Saturday, January 4, 2014

O Tannenbaum


Dickens and I got up extra early this morning to sit in the dark and admire the Christmas tree. Today is the day we take it down. I hate to see it go, but it's time. It's as dry and prickly as a desert cactus.

It seems like we just put it up. The holidays went by much too quickly, and we never really had a chance to enjoy it. Dickens did, though. Every year he spends hours lying on his back, looking up at the tree. I remember doing that as a child—lying on my back under the tree, breathing in the piney fragrance (at least until my parents got an artificial tree), gazing up at the lights and my distorted reflection in an ornament.

I wish I could do that now, but there just doesn't seem to be time. Also, it's difficult to get down on the floor these days (and even harder to get back up).

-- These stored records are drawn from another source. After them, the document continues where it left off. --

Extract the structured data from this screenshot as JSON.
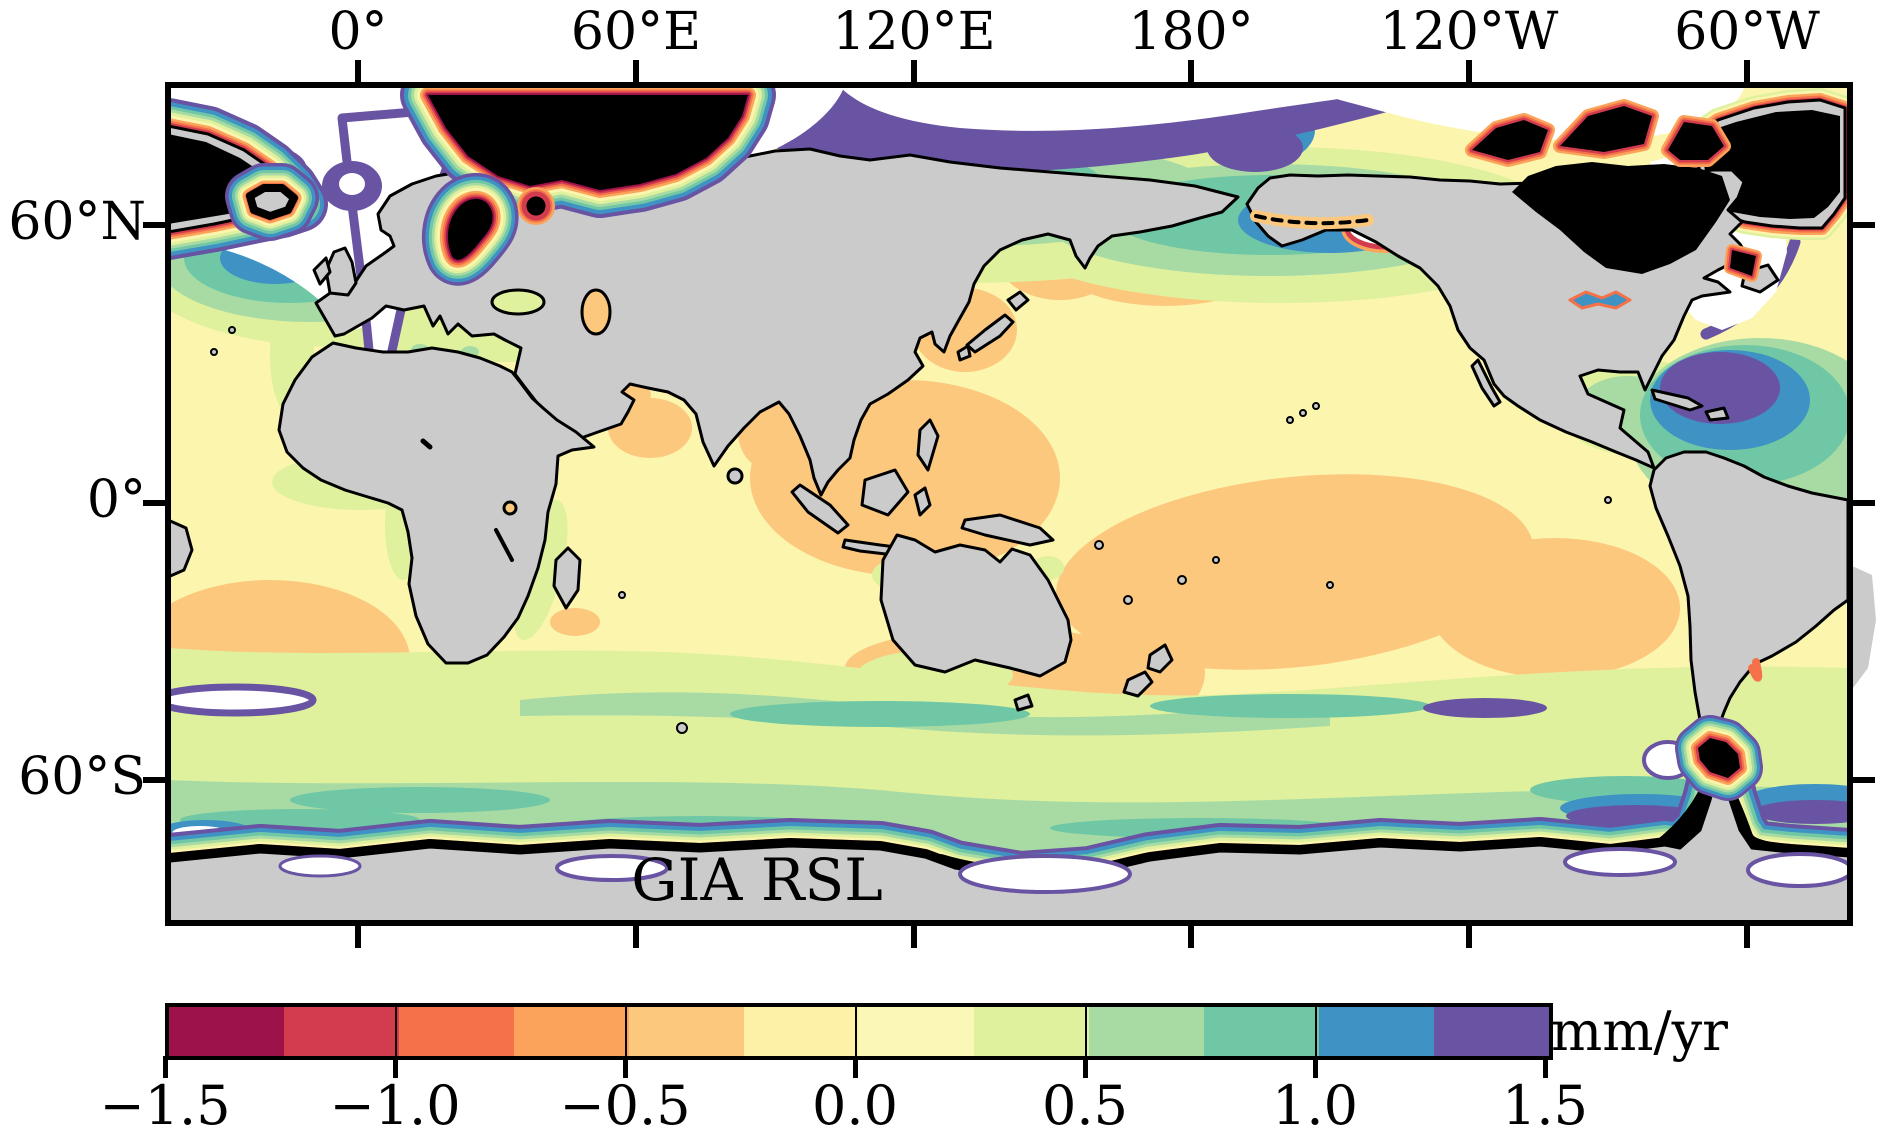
{
  "figure": {
    "title": "GIA RSL",
    "top_axis_ticks": [
      "0°",
      "60°E",
      "120°E",
      "180°",
      "120°W",
      "60°W"
    ],
    "left_axis_ticks": [
      "60°N",
      "0°",
      "60°S"
    ],
    "colorbar": {
      "tick_labels": [
        "−1.5",
        "−1.0",
        "−0.5",
        "0.0",
        "0.5",
        "1.0",
        "1.5"
      ],
      "unit_label": "mm/yr",
      "segment_colors": [
        "#9D1349",
        "#D23C4E",
        "#F4714A",
        "#FBA35B",
        "#FCC87E",
        "#FDF0A7",
        "#FAF7B7",
        "#DFF19D",
        "#A8DBA4",
        "#6FC7A5",
        "#3E92C4",
        "#6953A3"
      ],
      "under_color": "#000000",
      "over_color": "#ffffff"
    },
    "map": {
      "land_color": "#cbcbcb",
      "coastline_color": "#000000",
      "ocean_base_color": "#fbf5ad"
    }
  },
  "chart_data": {
    "type": "heatmap",
    "title": "GIA RSL",
    "units": "mm/yr",
    "projection": "equirectangular world map, Pacific-centered (Europe/Africa left, Americas right)",
    "x_axis": {
      "position": "top",
      "ticks": [
        "0°",
        "60°E",
        "120°E",
        "180°",
        "120°W",
        "60°W"
      ]
    },
    "y_axis": {
      "position": "left",
      "ticks": [
        "60°N",
        "0°",
        "60°S"
      ]
    },
    "colorbar": {
      "range": [
        -1.5,
        1.5
      ],
      "step": 0.25,
      "tick_values": [
        -1.5,
        -1.0,
        -0.5,
        0.0,
        0.5,
        1.0,
        1.5
      ],
      "colors": [
        "#9D1349",
        "#D23C4E",
        "#F4714A",
        "#FBA35B",
        "#FCC87E",
        "#FDF0A7",
        "#FAF7B7",
        "#DFF19D",
        "#A8DBA4",
        "#6FC7A5",
        "#3E92C4",
        "#6953A3"
      ],
      "under_color": "#000000",
      "over_color": "#ffffff",
      "orientation": "horizontal"
    },
    "features": {
      "land_color": "#cbcbcb",
      "far_field_ocean_value": "slightly negative (about -0.25 to 0 mm/yr, pale yellow)",
      "under_range_regions": "Hudson Bay / Canadian Arctic, Greenland, Gulf of Bothnia, Barents Sea, Antarctic coastal margin, Patagonia (black, < -1.5 mm/yr) with tight rainbow contour fringes",
      "over_range_regions": "Arctic Ocean band, Labrador Sea, Norwegian Sea, seas fringing Antarctica (white, > +1.5 mm/yr)",
      "positive_bands": "green-teal-blue-purple bands in northern North Atlantic, North Pacific, off NE North America and around the Southern Ocean",
      "negative_patches": "light-orange subtropical patches in the South Pacific, South Atlantic/Indian and North Pacific"
    }
  }
}
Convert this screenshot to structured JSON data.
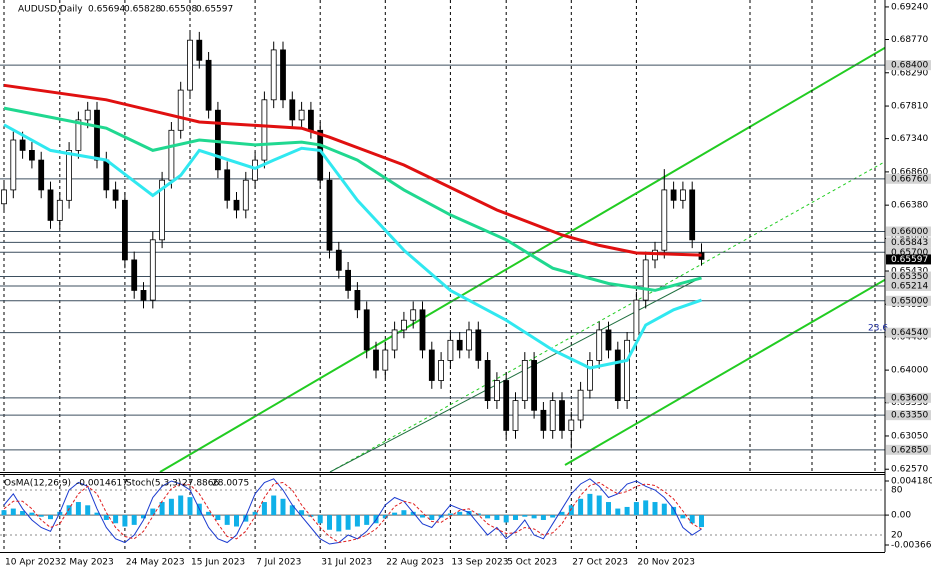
{
  "chart_data": [
    {
      "type": "candlestick",
      "title": "AUDUSD,Daily",
      "categories": [
        "10 Apr 2023",
        null,
        null,
        null,
        null,
        null,
        "2 May 2023",
        null,
        null,
        null,
        null,
        null,
        null,
        "24 May 2023",
        null,
        null,
        null,
        null,
        null,
        null,
        "15 Jun 2023",
        null,
        null,
        null,
        null,
        null,
        null,
        "7 Jul 2023",
        null,
        null,
        null,
        null,
        null,
        null,
        "31 Jul 2023",
        null,
        null,
        null,
        null,
        null,
        null,
        "22 Aug 2023",
        null,
        null,
        null,
        null,
        null,
        null,
        "13 Sep 2023",
        null,
        null,
        null,
        null,
        null,
        "5 Oct 2023",
        null,
        null,
        null,
        null,
        null,
        null,
        "27 Oct 2023",
        null,
        null,
        null,
        null,
        null,
        null,
        "20 Nov 2023",
        null,
        null,
        null,
        null,
        null,
        null,
        null
      ],
      "open": [
        0.664,
        0.666,
        0.6732,
        0.6717,
        0.6703,
        0.666,
        0.6616,
        0.6645,
        0.6717,
        0.6761,
        0.6775,
        0.6703,
        0.666,
        0.6645,
        0.6559,
        0.6515,
        0.6501,
        0.6588,
        0.6674,
        0.6746,
        0.6804,
        0.6876,
        0.6847,
        0.6775,
        0.6689,
        0.6645,
        0.6631,
        0.6674,
        0.6703,
        0.679,
        0.6862,
        0.679,
        0.6761,
        0.6775,
        0.6746,
        0.6674,
        0.6573,
        0.6544,
        0.6515,
        0.6487,
        0.6429,
        0.64,
        0.6429,
        0.6458,
        0.6472,
        0.6487,
        0.6429,
        0.6385,
        0.6414,
        0.6443,
        0.6429,
        0.6458,
        0.6414,
        0.6356,
        0.6385,
        0.6313,
        0.6356,
        0.6414,
        0.6342,
        0.6313,
        0.6356,
        0.6313,
        0.6328,
        0.6371,
        0.6414,
        0.6458,
        0.6429,
        0.6356,
        0.6443,
        0.6501,
        0.6559,
        0.6573,
        0.666,
        0.6645,
        0.666,
        0.65694
      ],
      "high": [
        0.6672,
        0.6744,
        0.6744,
        0.6729,
        0.6715,
        0.6672,
        0.6657,
        0.6729,
        0.6773,
        0.6787,
        0.6787,
        0.6715,
        0.6672,
        0.6657,
        0.6571,
        0.6527,
        0.66,
        0.6686,
        0.6758,
        0.6816,
        0.6888,
        0.6888,
        0.6859,
        0.6787,
        0.6701,
        0.6657,
        0.6686,
        0.6715,
        0.6802,
        0.6874,
        0.6874,
        0.6802,
        0.6787,
        0.6787,
        0.6758,
        0.6686,
        0.6585,
        0.6556,
        0.6527,
        0.6499,
        0.6441,
        0.6441,
        0.647,
        0.6484,
        0.6499,
        0.6499,
        0.6441,
        0.6426,
        0.6455,
        0.6455,
        0.647,
        0.647,
        0.6426,
        0.6397,
        0.6397,
        0.6368,
        0.6426,
        0.6426,
        0.6354,
        0.6368,
        0.6368,
        0.634,
        0.6383,
        0.6426,
        0.647,
        0.647,
        0.6441,
        0.6455,
        0.6513,
        0.6571,
        0.6585,
        0.669,
        0.6672,
        0.6672,
        0.6672,
        0.65828
      ],
      "low": [
        0.6628,
        0.6648,
        0.6705,
        0.6691,
        0.6648,
        0.6604,
        0.6604,
        0.6633,
        0.6705,
        0.6749,
        0.6691,
        0.6648,
        0.6633,
        0.6547,
        0.6503,
        0.6489,
        0.6489,
        0.6576,
        0.6662,
        0.6734,
        0.6792,
        0.6835,
        0.6763,
        0.6677,
        0.6633,
        0.6619,
        0.6619,
        0.6662,
        0.6691,
        0.6778,
        0.6778,
        0.6749,
        0.6749,
        0.6734,
        0.6662,
        0.6561,
        0.6532,
        0.6503,
        0.6475,
        0.6417,
        0.6388,
        0.6388,
        0.6417,
        0.6446,
        0.646,
        0.6417,
        0.6373,
        0.6373,
        0.6402,
        0.6417,
        0.6417,
        0.6402,
        0.6344,
        0.6344,
        0.6301,
        0.6301,
        0.6344,
        0.633,
        0.6301,
        0.6301,
        0.6301,
        0.6287,
        0.6316,
        0.6359,
        0.6402,
        0.6417,
        0.6344,
        0.6344,
        0.6431,
        0.6489,
        0.6547,
        0.6561,
        0.6633,
        0.6633,
        0.6576,
        0.65508
      ],
      "close": [
        0.666,
        0.6732,
        0.6717,
        0.6703,
        0.666,
        0.6616,
        0.6645,
        0.6717,
        0.6761,
        0.6775,
        0.6703,
        0.666,
        0.6645,
        0.6559,
        0.6515,
        0.6501,
        0.6588,
        0.6674,
        0.6746,
        0.6804,
        0.6876,
        0.6847,
        0.6775,
        0.6689,
        0.6645,
        0.6631,
        0.6674,
        0.6703,
        0.679,
        0.6862,
        0.679,
        0.6761,
        0.6775,
        0.6746,
        0.6674,
        0.6573,
        0.6544,
        0.6515,
        0.6487,
        0.6429,
        0.64,
        0.6429,
        0.6458,
        0.6472,
        0.6487,
        0.6429,
        0.6385,
        0.6414,
        0.6443,
        0.6429,
        0.6458,
        0.6414,
        0.6356,
        0.6385,
        0.6313,
        0.6356,
        0.6414,
        0.6342,
        0.6313,
        0.6356,
        0.6313,
        0.6328,
        0.6371,
        0.6414,
        0.6458,
        0.6429,
        0.6356,
        0.6443,
        0.6501,
        0.6559,
        0.6573,
        0.666,
        0.6645,
        0.666,
        0.6588,
        0.65597
      ],
      "up_color": "#ffffff",
      "down_color": "#000000",
      "ylim": [
        0.6253,
        0.6934
      ],
      "yticks": [
        {
          "value": 0.6924,
          "label": "0.69240"
        },
        {
          "value": 0.6877,
          "label": "0.68770"
        },
        {
          "value": 0.6829,
          "label": "0.68290"
        },
        {
          "value": 0.6781,
          "label": "0.67810"
        },
        {
          "value": 0.6734,
          "label": "0.67340"
        },
        {
          "value": 0.6686,
          "label": "0.66860"
        },
        {
          "value": 0.6638,
          "label": "0.66380"
        },
        {
          "value": 0.659,
          "label": "0.65900"
        },
        {
          "value": 0.6543,
          "label": "0.65430"
        },
        {
          "value": 0.6495,
          "label": "0.64950"
        },
        {
          "value": 0.6448,
          "label": "0.64480"
        },
        {
          "value": 0.64,
          "label": "0.64000"
        },
        {
          "value": 0.6353,
          "label": "0.63530"
        },
        {
          "value": 0.6305,
          "label": "0.63050"
        },
        {
          "value": 0.6257,
          "label": "0.62570"
        }
      ],
      "levels": [
        {
          "value": 0.684,
          "label": "0.68400"
        },
        {
          "value": 0.6676,
          "label": "0.66760"
        },
        {
          "value": 0.66,
          "label": "0.66000"
        },
        {
          "value": 0.65843,
          "label": "0.65843"
        },
        {
          "value": 0.657,
          "label": "0.65700"
        },
        {
          "value": 0.6535,
          "label": "0.65350"
        },
        {
          "value": 0.65214,
          "label": "0.65214"
        },
        {
          "value": 0.65,
          "label": "0.65000"
        },
        {
          "value": 0.6454,
          "label": "0.64540"
        },
        {
          "value": 0.636,
          "label": "0.63600"
        },
        {
          "value": 0.6335,
          "label": "0.63350"
        },
        {
          "value": 0.6285,
          "label": "0.62850"
        }
      ],
      "level_color": "#3d4f5f",
      "moving_averages": [
        {
          "color": "#e01010",
          "x": [
            0,
            11,
            21,
            32,
            35,
            43,
            53,
            60,
            64,
            68,
            75
          ],
          "values": [
            0.6811,
            0.679,
            0.6758,
            0.6749,
            0.6736,
            0.6696,
            0.6631,
            0.6595,
            0.658,
            0.6569,
            0.6566
          ]
        },
        {
          "color": "#20d890",
          "x": [
            0,
            11,
            16,
            21,
            27,
            32,
            34,
            38,
            43,
            48,
            54,
            59,
            65,
            70,
            75
          ],
          "values": [
            0.6778,
            0.6749,
            0.6717,
            0.6732,
            0.6725,
            0.6729,
            0.6725,
            0.6703,
            0.666,
            0.6624,
            0.6588,
            0.6547,
            0.6525,
            0.6515,
            0.6533
          ]
        },
        {
          "color": "#30e8f0",
          "x": [
            0,
            5,
            11,
            16,
            19,
            21,
            27,
            29,
            32,
            34,
            38,
            43,
            48,
            54,
            59,
            63,
            67,
            69,
            72,
            75
          ],
          "values": [
            0.6754,
            0.6717,
            0.6703,
            0.6652,
            0.6681,
            0.6717,
            0.6691,
            0.6703,
            0.672,
            0.6717,
            0.6645,
            0.6573,
            0.6515,
            0.6472,
            0.6429,
            0.6403,
            0.6414,
            0.6465,
            0.6487,
            0.6501
          ]
        }
      ],
      "annotations": [
        "23.6"
      ]
    },
    {
      "type": "oscillator",
      "osma": {
        "title": "OsMA(12,26,9)",
        "color": "#10b0e8",
        "values": [
          0.0006,
          0.0008,
          0.0005,
          0.0003,
          -0.0002,
          -0.0005,
          0.0004,
          0.0012,
          0.0016,
          0.0012,
          0.0003,
          -0.0006,
          -0.001,
          -0.0014,
          -0.0012,
          -0.0004,
          0.0008,
          0.0016,
          0.002,
          0.0024,
          0.0022,
          0.0014,
          0.0004,
          -0.0006,
          -0.0012,
          -0.0014,
          -0.0008,
          0.0004,
          0.0016,
          0.0024,
          0.002,
          0.0012,
          0.0006,
          -0.0002,
          -0.001,
          -0.0018,
          -0.002,
          -0.0018,
          -0.0014,
          -0.0012,
          -0.001,
          -0.0004,
          0.0003,
          0.0006,
          0.0004,
          -0.0003,
          -0.0006,
          -0.0003,
          0.0002,
          0.0004,
          0.0005,
          0.0002,
          -0.0004,
          -0.0006,
          -0.0009,
          -0.0006,
          -0.0002,
          -0.0004,
          -0.0006,
          -0.0003,
          0.0004,
          0.0012,
          0.002,
          0.0026,
          0.0024,
          0.0016,
          0.0008,
          0.001,
          0.0016,
          0.0018,
          0.0016,
          0.0014,
          0.001,
          -0.0004,
          -0.001,
          -0.0014617
        ],
        "ylim": [
          -0.003668,
          0.0041803
        ],
        "yticks": [
          0.0041803,
          {
            "value": 0,
            "label": "0.00"
          },
          -0.003668
        ]
      },
      "stoch": {
        "title": "Stoch(5,3,3)",
        "ylim": [
          0,
          100
        ],
        "yticks": [
          80,
          20
        ],
        "series": [
          {
            "color": "#1c3cd0",
            "dash": false,
            "values": [
              60,
              75,
              55,
              40,
              30,
              25,
              50,
              80,
              90,
              85,
              55,
              30,
              15,
              10,
              20,
              40,
              70,
              85,
              92,
              88,
              80,
              55,
              30,
              15,
              10,
              20,
              45,
              75,
              90,
              95,
              80,
              60,
              45,
              30,
              15,
              8,
              10,
              20,
              15,
              25,
              40,
              60,
              70,
              65,
              50,
              35,
              30,
              45,
              60,
              55,
              50,
              35,
              20,
              30,
              15,
              25,
              40,
              20,
              15,
              35,
              55,
              75,
              88,
              95,
              85,
              70,
              75,
              88,
              92,
              85,
              80,
              70,
              55,
              30,
              20,
              27.8866
            ]
          },
          {
            "color": "#e02020",
            "dash": true,
            "values": [
              55,
              65,
              65,
              55,
              40,
              30,
              35,
              55,
              75,
              85,
              75,
              50,
              30,
              18,
              15,
              25,
              45,
              65,
              82,
              88,
              87,
              75,
              55,
              35,
              18,
              15,
              25,
              45,
              70,
              88,
              90,
              80,
              60,
              45,
              30,
              18,
              10,
              12,
              15,
              20,
              28,
              42,
              58,
              65,
              62,
              50,
              38,
              37,
              45,
              53,
              55,
              47,
              35,
              28,
              22,
              23,
              30,
              28,
              20,
              23,
              35,
              55,
              73,
              86,
              90,
              82,
              75,
              78,
              85,
              88,
              86,
              78,
              68,
              52,
              35,
              28.0075
            ]
          }
        ]
      }
    }
  ]
}
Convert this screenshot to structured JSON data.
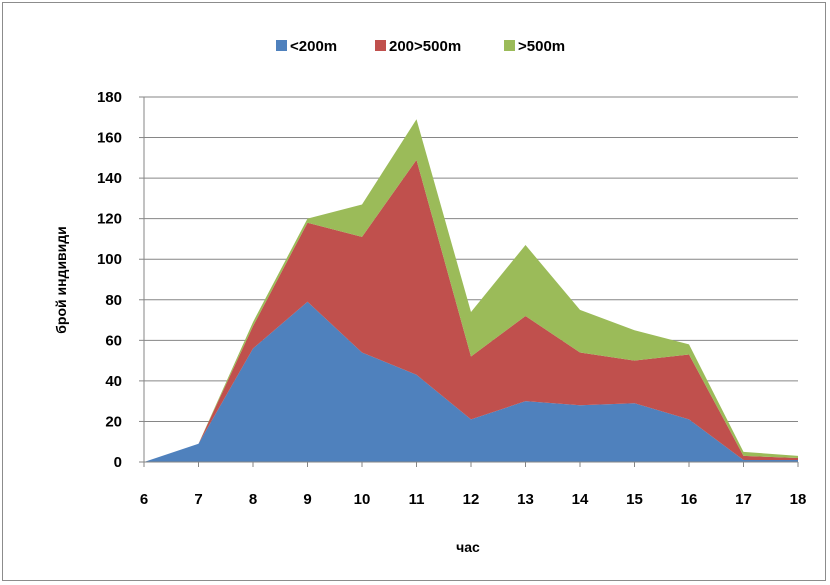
{
  "chart_data": {
    "type": "area",
    "stacked": true,
    "title": "",
    "xlabel": "час",
    "ylabel": "брой индивиди",
    "ylim": [
      0,
      180
    ],
    "ytick_step": 20,
    "grid": true,
    "legend_position": "top",
    "x": [
      6,
      7,
      8,
      9,
      10,
      11,
      12,
      13,
      14,
      15,
      16,
      17,
      18
    ],
    "series": [
      {
        "name": "<200m",
        "color": "#4f81bd",
        "values": [
          0,
          9,
          56,
          79,
          54,
          43,
          21,
          30,
          28,
          29,
          21,
          1,
          1
        ]
      },
      {
        "name": "200>500m",
        "color": "#c0504d",
        "values": [
          0,
          0,
          11,
          39,
          57,
          106,
          31,
          42,
          26,
          21,
          32,
          2,
          1
        ]
      },
      {
        "name": ">500m",
        "color": "#9bbb59",
        "values": [
          0,
          0,
          2,
          2,
          16,
          20,
          22,
          35,
          21,
          15,
          5,
          2,
          1
        ]
      }
    ]
  }
}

Our tree is more than a symbol of the holidays; it's a journal of the years Loretta and I have been together. The oldest ornaments—some of them antiques which had been in the family for decades when we got them—were a gift from my Aunt Vonna and Aunt Sheila. They brought them to our wedding twenty-five years ago, carefully packed in an old hat box from Wolf & Dessauer's department store.

The first decorations we purchased as a couple were a set of rose-colored glass ornaments (still complete, in spite of being frequently mistaken for cat toys) and an elegant Victorian lady who has not aged a day since she topped our first Christmas tree twenty-five years ago.

There are pictures of cats past and present, and souvenirs of the many trips we have taken together: a cloisonné cat from China, a cable car from San Francisco, a tyrannosaurus skeleton from the Field Museum in Chicago. There are gifts from friends and family, including commemorative ornaments from Mount Vernon and Hearst Castle from my parents, and one from my aunts commemorating the Santa display that lit up the side of the Wolf & Dessauer building when I was a child.

Every year these ornaments bring back joyful memories as we unpack them and hang them on the tree. Now, all too soon, it's time to pack them up again.

But we look forward to the coming year, and to making new memories to hang on next year's tree.